Une fierté communautaire
Dans la culture congolaise, obtenir le diplôme d’État n’est pas seulement un succès personnel. C’est une reconnaissance sociale qui rejaillit sur toute la famille, le quartier, parfois même le village. Beaucoup de familles organisent des fêtes spéciales pour célébrer leur lauréat : grillades, orchestres, boissons, tentes décorées… L’événement peut coûter plusieurs centaines de dollars, mais qu’importe : c’est un investissement pour l’honneur.
« Mon fils est devenu diplômé d’État, je ne peux pas rester calme », confie une maman de Kisangani. « Même si je dois vendre deux sacs de manioc pour organiser la fête, je vais le faire. »
Cette valorisation du diplôme renforce chez les jeunes l’envie de réussir, d’accéder à un nouveau statut, de devenir enfin « quelqu’un ». Le simple fait de porter l’uniforme scolaire le jour de la proclamation devient un symbole fort : on quitte l’adolescence pour entrer dans la citoyenneté.
Une épreuve psychologique pour les recalés
Mais cette ferveur a un revers. Pour les élèves qui échouent, la publication des résultats peut être vécue comme une humiliation, surtout lorsqu’elle est diffusée publiquement ou sur les réseaux sociaux. Certains préfèrent fuir la foule, se cacher, ou ne pas répondre aux appels. Dans certains cas extrêmes, des jeunes tombent en dépression, ressentant une pression familiale écrasante.

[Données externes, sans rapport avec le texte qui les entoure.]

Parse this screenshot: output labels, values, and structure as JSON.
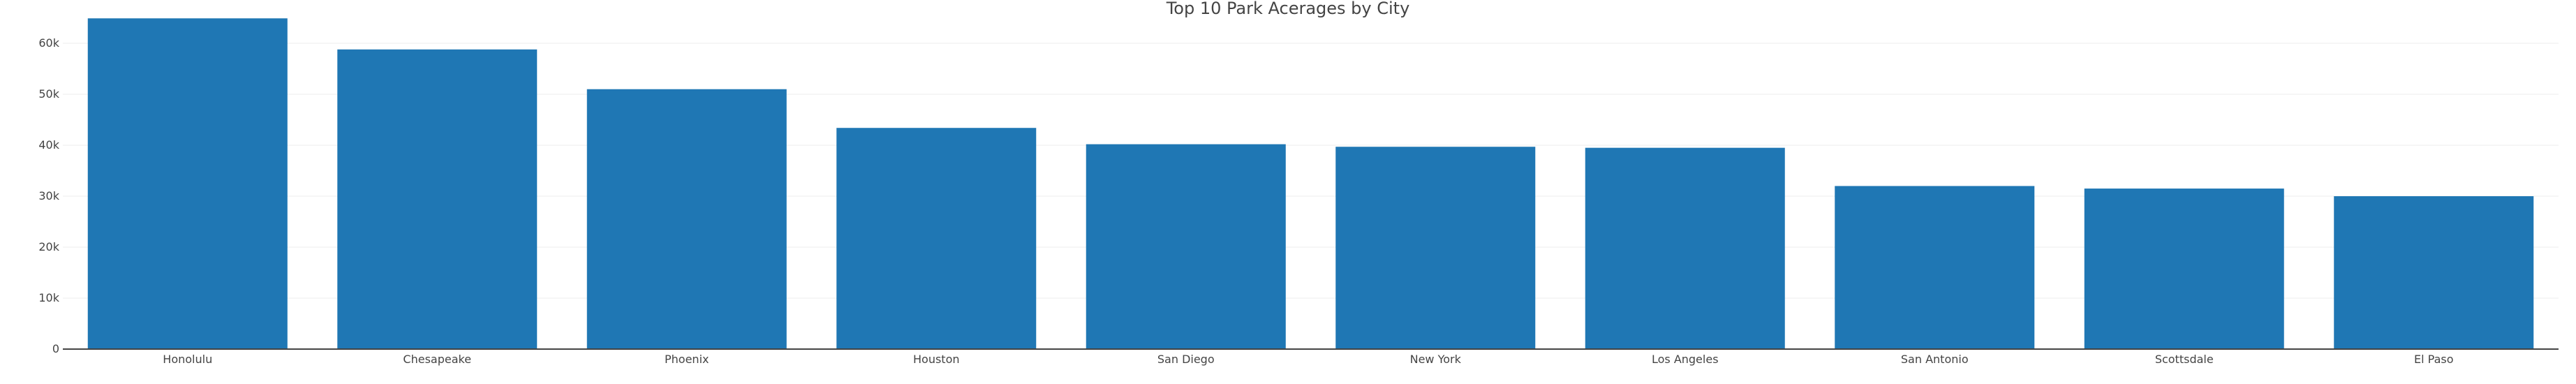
{
  "chart_data": {
    "type": "bar",
    "title": "Top 10 Park Acerages by City",
    "xlabel": "",
    "ylabel": "",
    "categories": [
      "Honolulu",
      "Chesapeake",
      "Phoenix",
      "Houston",
      "San Diego",
      "New York",
      "Los Angeles",
      "San Antonio",
      "Scottsdale",
      "El Paso"
    ],
    "values": [
      64900,
      58800,
      51000,
      43400,
      40200,
      39700,
      39500,
      32000,
      31500,
      30000
    ],
    "ylim": [
      0,
      68500
    ],
    "yticks": [
      0,
      10000,
      20000,
      30000,
      40000,
      50000,
      60000
    ],
    "ytick_labels": [
      "0",
      "10k",
      "20k",
      "30k",
      "40k",
      "50k",
      "60k"
    ],
    "bar_color": "#1f77b4",
    "grid": true,
    "legend": false
  }
}
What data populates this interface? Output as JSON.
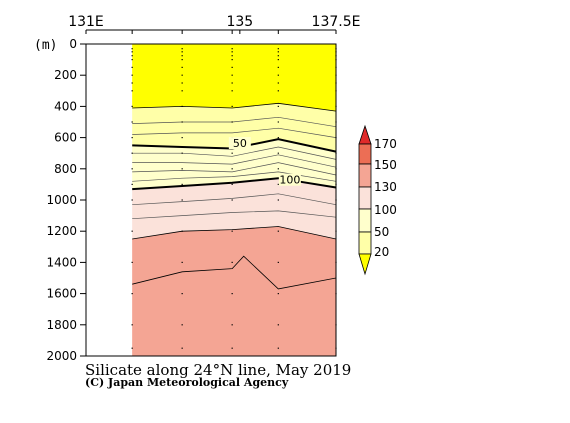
{
  "chart_data": {
    "type": "contour-section",
    "title": "Silicate along 24°N line, May 2019",
    "credit": "(C) Japan Meteorological Agency",
    "y_unit": "(m)",
    "x_ticks": [
      {
        "v": 131,
        "label": "131E"
      },
      {
        "v": 135,
        "label": "135"
      },
      {
        "v": 137.5,
        "label": "137.5E"
      }
    ],
    "y_ticks": [
      0,
      200,
      400,
      600,
      800,
      1000,
      1200,
      1400,
      1600,
      1800,
      2000
    ],
    "xlim": [
      131,
      137.5
    ],
    "ylim": [
      0,
      2000
    ],
    "data_x_range": [
      132.2,
      137.5
    ],
    "stations_x": [
      132.2,
      133.5,
      134.8,
      136.0,
      137.5
    ],
    "sample_depths": [
      30,
      50,
      75,
      100,
      150,
      200,
      250,
      300,
      400,
      500,
      600,
      700,
      800,
      900,
      1000,
      1200,
      1400,
      1600,
      1800,
      1950
    ],
    "levels": [
      20,
      50,
      100,
      130,
      150,
      170
    ],
    "colorbar_labels": [
      "170",
      "150",
      "130",
      "100",
      "50",
      "20"
    ],
    "fill_colors": {
      "below_20": "#ffff00",
      "20_50": "#ffffa8",
      "50_100": "#ffffcc",
      "100_130": "#fbe2da",
      "130_150": "#f4a594",
      "150_170": "#ec6e55",
      "above_170": "#e02a2a"
    },
    "contours": [
      {
        "level": 20,
        "bold": false,
        "x": [
          132.2,
          133.5,
          134.8,
          136.0,
          137.5
        ],
        "depth": [
          410,
          400,
          410,
          380,
          430
        ]
      },
      {
        "level": 50,
        "bold": true,
        "label": "50",
        "x": [
          132.2,
          133.5,
          134.8,
          136.0,
          137.5
        ],
        "depth": [
          650,
          660,
          670,
          610,
          690
        ]
      },
      {
        "level": 100,
        "bold": true,
        "label": "100",
        "x": [
          132.2,
          133.5,
          134.8,
          136.0,
          137.5
        ],
        "depth": [
          930,
          910,
          890,
          860,
          920
        ]
      },
      {
        "level": 130,
        "bold": false,
        "x": [
          132.2,
          133.5,
          134.8,
          136.0,
          137.5
        ],
        "depth": [
          1250,
          1200,
          1190,
          1170,
          1250
        ]
      },
      {
        "level": 150,
        "bold": false,
        "x": [
          132.2,
          133.5,
          134.8,
          135.1,
          136.0,
          137.5
        ],
        "depth": [
          1540,
          1460,
          1440,
          1360,
          1570,
          1500
        ]
      }
    ],
    "thin_lines": [
      {
        "x": [
          132.2,
          133.5,
          134.8,
          136.0,
          137.5
        ],
        "depth": [
          510,
          500,
          500,
          470,
          530
        ]
      },
      {
        "x": [
          132.2,
          133.5,
          134.8,
          136.0,
          137.5
        ],
        "depth": [
          580,
          570,
          570,
          540,
          600
        ]
      },
      {
        "x": [
          132.2,
          133.5,
          134.8,
          136.0,
          137.5
        ],
        "depth": [
          700,
          700,
          720,
          660,
          740
        ]
      },
      {
        "x": [
          132.2,
          133.5,
          134.8,
          136.0,
          137.5
        ],
        "depth": [
          760,
          760,
          770,
          710,
          790
        ]
      },
      {
        "x": [
          132.2,
          133.5,
          134.8,
          136.0,
          137.5
        ],
        "depth": [
          820,
          810,
          820,
          760,
          840
        ]
      },
      {
        "x": [
          132.2,
          133.5,
          134.8,
          136.0,
          137.5
        ],
        "depth": [
          880,
          860,
          850,
          820,
          880
        ]
      },
      {
        "x": [
          132.2,
          133.5,
          134.8,
          136.0,
          137.5
        ],
        "depth": [
          1030,
          1010,
          990,
          960,
          1030
        ]
      },
      {
        "x": [
          132.2,
          133.5,
          134.8,
          136.0,
          137.5
        ],
        "depth": [
          1120,
          1100,
          1080,
          1070,
          1110
        ]
      }
    ]
  }
}
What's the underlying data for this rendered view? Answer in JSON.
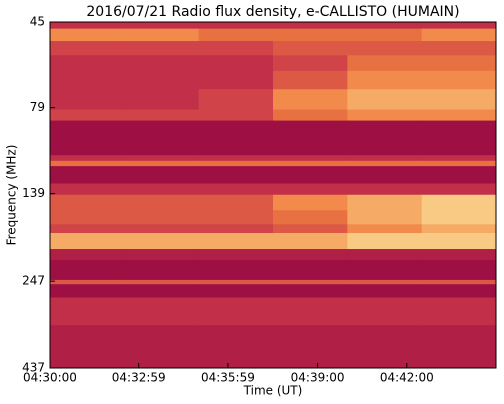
{
  "chart_data": {
    "type": "heatmap",
    "title": "2016/07/21  Radio flux density, e-CALLISTO (HUMAIN)",
    "xlabel": "Time (UT)",
    "ylabel": "Frequency (MHz)",
    "xbins": [
      16200,
      16350,
      16500,
      16650,
      16800,
      16950,
      17100
    ],
    "ybins": [
      45,
      47,
      51,
      56,
      62,
      70,
      80,
      86,
      108,
      112,
      116,
      130,
      140,
      155,
      170,
      180,
      200,
      215,
      245,
      252,
      275,
      330,
      437
    ],
    "values": [
      [
        3,
        3,
        3,
        3,
        3,
        3
      ],
      [
        7,
        7,
        6,
        6,
        6,
        7
      ],
      [
        4,
        4,
        4,
        5,
        5,
        5
      ],
      [
        3,
        3,
        3,
        4,
        6,
        6
      ],
      [
        3,
        3,
        3,
        5,
        7,
        7
      ],
      [
        3,
        3,
        4,
        7,
        8,
        8
      ],
      [
        4,
        4,
        4,
        6,
        7,
        7
      ],
      [
        1,
        1,
        1,
        1,
        1,
        1
      ],
      [
        3,
        3,
        3,
        3,
        3,
        3
      ],
      [
        6,
        6,
        6,
        6,
        6,
        6
      ],
      [
        1,
        1,
        1,
        1,
        1,
        1
      ],
      [
        3,
        3,
        3,
        3,
        3,
        3
      ],
      [
        5,
        5,
        5,
        7,
        8,
        9
      ],
      [
        5,
        5,
        5,
        6,
        8,
        9
      ],
      [
        4,
        4,
        4,
        5,
        7,
        8
      ],
      [
        8,
        8,
        8,
        8,
        9,
        9
      ],
      [
        2,
        2,
        2,
        2,
        2,
        2
      ],
      [
        1,
        1,
        1,
        1,
        1,
        1
      ],
      [
        5,
        5,
        5,
        5,
        5,
        5
      ],
      [
        1,
        1,
        1,
        1,
        1,
        1
      ],
      [
        3,
        3,
        3,
        3,
        3,
        3
      ],
      [
        2,
        2,
        2,
        2,
        2,
        2
      ]
    ],
    "vlim": [
      0,
      10
    ],
    "colormap": [
      "#8c0040",
      "#c8344a",
      "#f08040",
      "#fde9a0"
    ],
    "xlim": [
      16200,
      17100
    ],
    "xticks": [
      {
        "value": 16200,
        "label": "04:30:00"
      },
      {
        "value": 16379,
        "label": "04:32:59"
      },
      {
        "value": 16559,
        "label": "04:35:59"
      },
      {
        "value": 16740,
        "label": "04:39:00"
      },
      {
        "value": 16920,
        "label": "04:42:00"
      }
    ],
    "ylim": [
      45,
      437
    ],
    "ylog": true,
    "yreversed": true,
    "yticks": [
      45,
      79,
      139,
      247,
      437
    ]
  }
}
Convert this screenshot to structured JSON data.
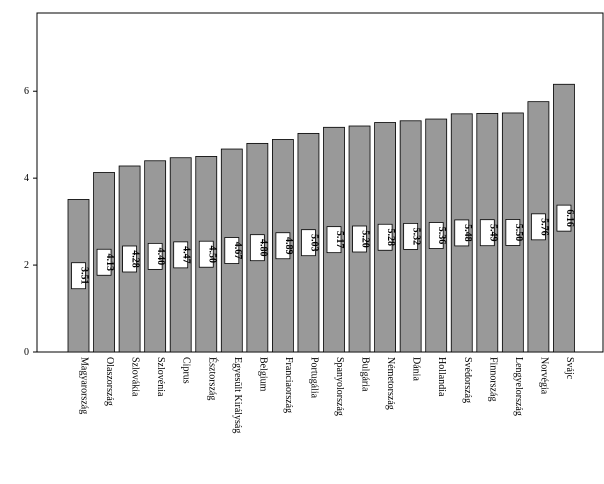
{
  "chart_data": {
    "type": "bar",
    "categories": [
      "Magyarország",
      "Olaszország",
      "Szlovákia",
      "Szlovénia",
      "Ciprus",
      "Észtország",
      "Egyesült Királyság",
      "Belgium",
      "Franciaország",
      "Portugália",
      "Spanyolország",
      "Bulgária",
      "Németország",
      "Dánia",
      "Hollandia",
      "Svédország",
      "Finnország",
      "Lengyelország",
      "Norvégia",
      "Svájc"
    ],
    "values": [
      3.51,
      4.13,
      4.28,
      4.4,
      4.47,
      4.5,
      4.67,
      4.8,
      4.89,
      5.03,
      5.17,
      5.2,
      5.28,
      5.32,
      5.36,
      5.48,
      5.49,
      5.5,
      5.76,
      6.16
    ],
    "value_labels": [
      "3.51",
      "4.13",
      "4.28",
      "4.40",
      "4.47",
      "4.50",
      "4.67",
      "4.80",
      "4.89",
      "5.03",
      "5.17",
      "5.20",
      "5.28",
      "5.32",
      "5.36",
      "5.48",
      "5.49",
      "5.50",
      "5.76",
      "6.16"
    ],
    "color": "#999999",
    "ylim": [
      0,
      7.8
    ],
    "yticks": [
      0,
      2,
      4,
      6
    ]
  }
}
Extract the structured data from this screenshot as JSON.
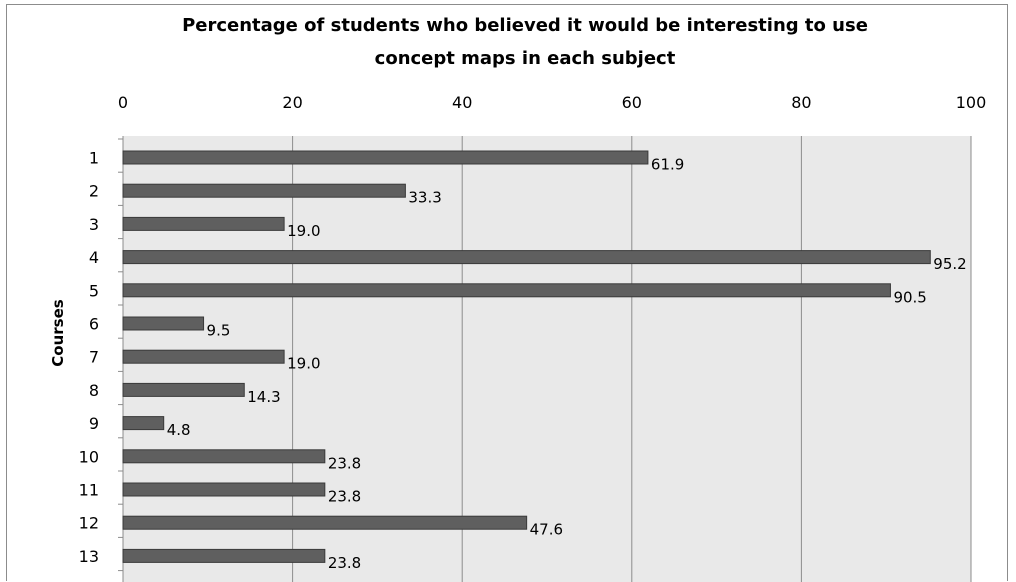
{
  "chart_data": {
    "type": "bar",
    "orientation": "horizontal",
    "title_lines": [
      "Percentage of students who believed it would be interesting to use",
      "concept maps in each subject"
    ],
    "xlabel": "",
    "ylabel": "Courses",
    "xlim": [
      0,
      100
    ],
    "x_ticks": [
      "0",
      "20",
      "40",
      "60",
      "80",
      "100"
    ],
    "x_tick_values": [
      0,
      20,
      40,
      60,
      80,
      100
    ],
    "x_axis_position": "top",
    "grid": true,
    "legend": "none",
    "categories": [
      "1",
      "2",
      "3",
      "4",
      "5",
      "6",
      "7",
      "8",
      "9",
      "10",
      "11",
      "12",
      "13"
    ],
    "values": [
      61.9,
      33.3,
      19.0,
      95.2,
      90.5,
      9.5,
      19.0,
      14.3,
      4.8,
      23.8,
      23.8,
      47.6,
      23.8
    ],
    "value_labels": [
      "61.9",
      "33.3",
      "19.0",
      "95.2",
      "90.5",
      "9.5",
      "19.0",
      "14.3",
      "4.8",
      "23.8",
      "23.8",
      "47.6",
      "23.8"
    ],
    "colors": {
      "bar": "#5f5f5f",
      "bar_border": "#3a3a3a",
      "plot_background": "#e9e9e9",
      "gridline": "#8c8c8c"
    }
  }
}
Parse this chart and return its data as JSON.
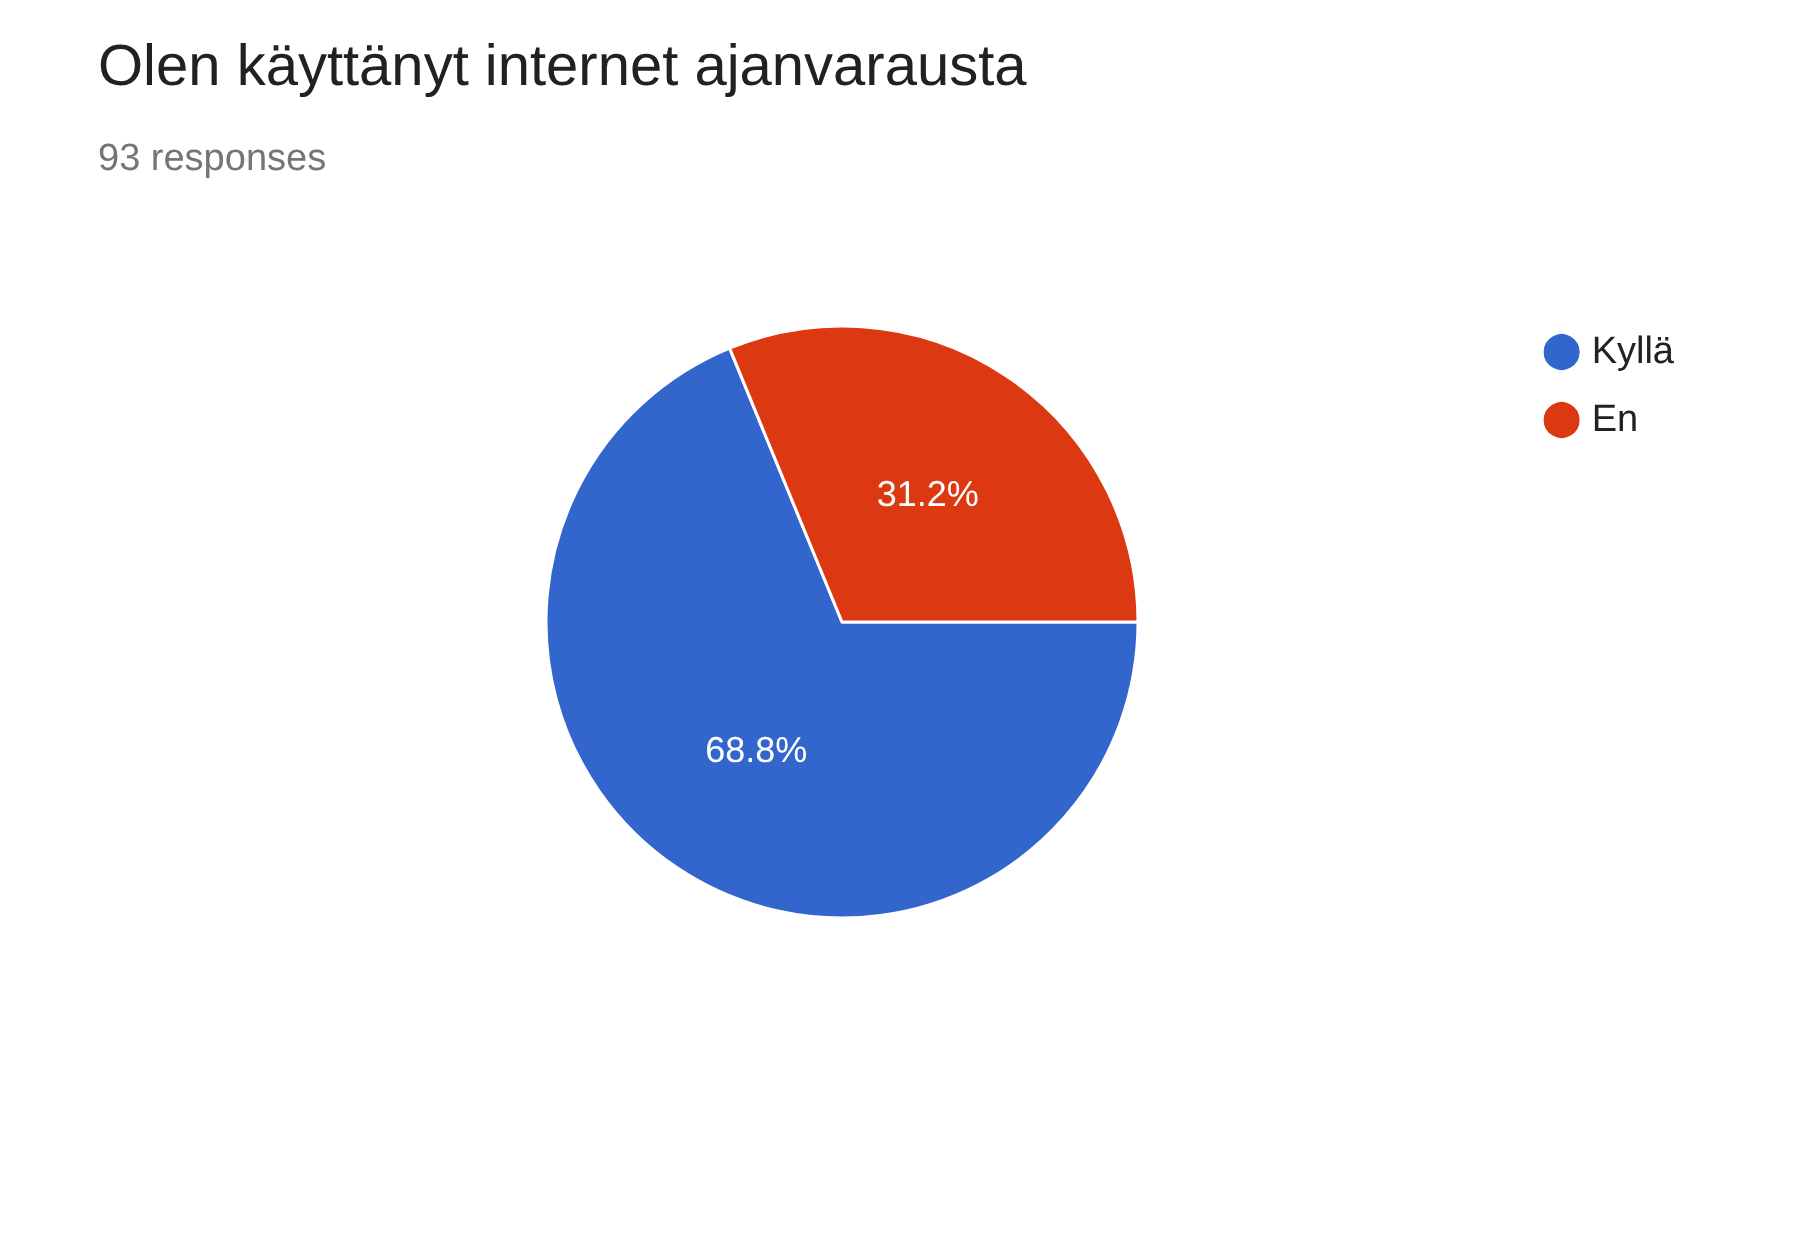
{
  "chart_data": {
    "type": "pie",
    "title": "Olen käyttänyt internet ajanvarausta",
    "subtitle": "93 responses",
    "categories": [
      "Kyllä",
      "En"
    ],
    "values": [
      68.8,
      31.2
    ],
    "colors": [
      "#3366cc",
      "#dc3912"
    ],
    "value_labels": [
      "68.8%",
      "31.2%"
    ],
    "legend": "top right"
  }
}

« Chez nous, mon cousin a raté l’Exetat deux fois. À chaque proclamation, il s’enferme dans la maison pendant trois jours », raconte un habitant de Goma.
Les enseignants et psychologues scolaires soulignent l’importance d’un encadrement post-résultat, aussi bien pour les lauréats que pour les recalés. Car si le diplôme est un honneur, il ne devrait jamais devenir un facteur de stigmatisation ou d’exclusion.
Quand la joie frôle l’excès
Autre point d’alerte : l’exubérance de certaines célébrations. À Kinshasa ou Lubumbashi, il n’est pas rare de voir des défilés motorisés improvisés sur les artères principales, parfois sans casque ni règles de sécurité. Des jeunes s’entassent sur des motos ou des camions bondés, créant des embouteillages et des risques d’accidents. Dans certains cas, les autorités ont dû intervenir pour canaliser la foule.
« Nous comprenons la joie, mais il ne faut pas qu’elle mette des vies en danger », explique un policier du commissariat de Matete.
Un examen devenu affaire de tous
Au final, l’Examen d’État est bien plus qu’un test scolaire. Il est devenu un marqueur culturel, un rite de passage, une source d’identité nationale. Chaque Congolais, directement ou indirectement, se sent concerné : comme élève, comme parent, comme enseignant, comme voisin, comme compatriote.
C’est cette dimension collective qui rend l’Exetat unique en Afrique centrale : dans une société où les diplômes sont parfois le seul espoir d’ascension sociale, réussir l’Examen d’État, c’est ouvrir une porte vers l’avenir. Et quand cette porte s’ouvre, c’est tout un peuple qui célèbre.